On the other hand the storage itself is provided by Tokyocabinet and you have to trust it about data consistency and correctness. However, I made several stress tests pumping concurrently millions of records into Mnesia running on tcerl and didn't run into any problems with data consistency. I also managed to run a patched ejabberd on production system where it handles an inter-process communication and didn't run into any problems either.

Ulf Wiger said...

Dets is certainly good enough even for the modern successors of the AXD 301, the main reason being that these are signaling nodes with very modest requirements on persistent storage - mnesia disc copies (i.e. ram+disk and not dets at all) are used only for configuration data. But sure, there are lots of other application domains where an upper limit of 2 GB per table fragment is nothing to brag about. (:

The most interesting tests of tcerl would be restart and crash scenarios under high load. Turning the power off and on again is an old favourite. Tcerl hooks into mnesia's commit logic, and that means that there is no means of rollback if something goes wrong (I believe mnesia will simply "dump core" instead) - the Tokyocabinet stuff simply has to work. Also, mnesiaext modifies mnesia's table loading logic, so trouble during distributed table load would be something to watch out for.
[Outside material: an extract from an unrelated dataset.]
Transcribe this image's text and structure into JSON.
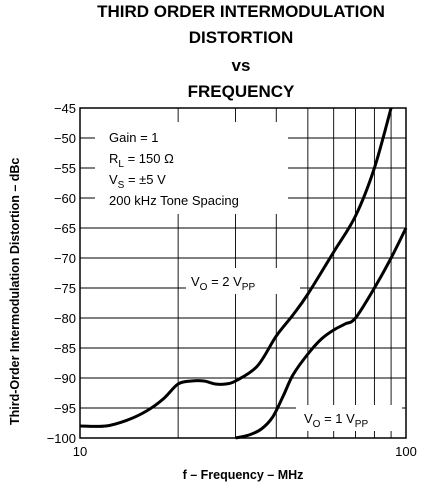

I'm not saying that I expect it not to work - just pointing out which types of robustness tests would be most convincing.

Krzysztof (Christopher) Kliś said...

Erlang & Mnesia are usually used in distributed enviornments anyway, so a failure or crash of a single instance should be no problem.
But I would be curious to see some independent and reliable tests myself. Tsung ( looks like a good candidate for the job.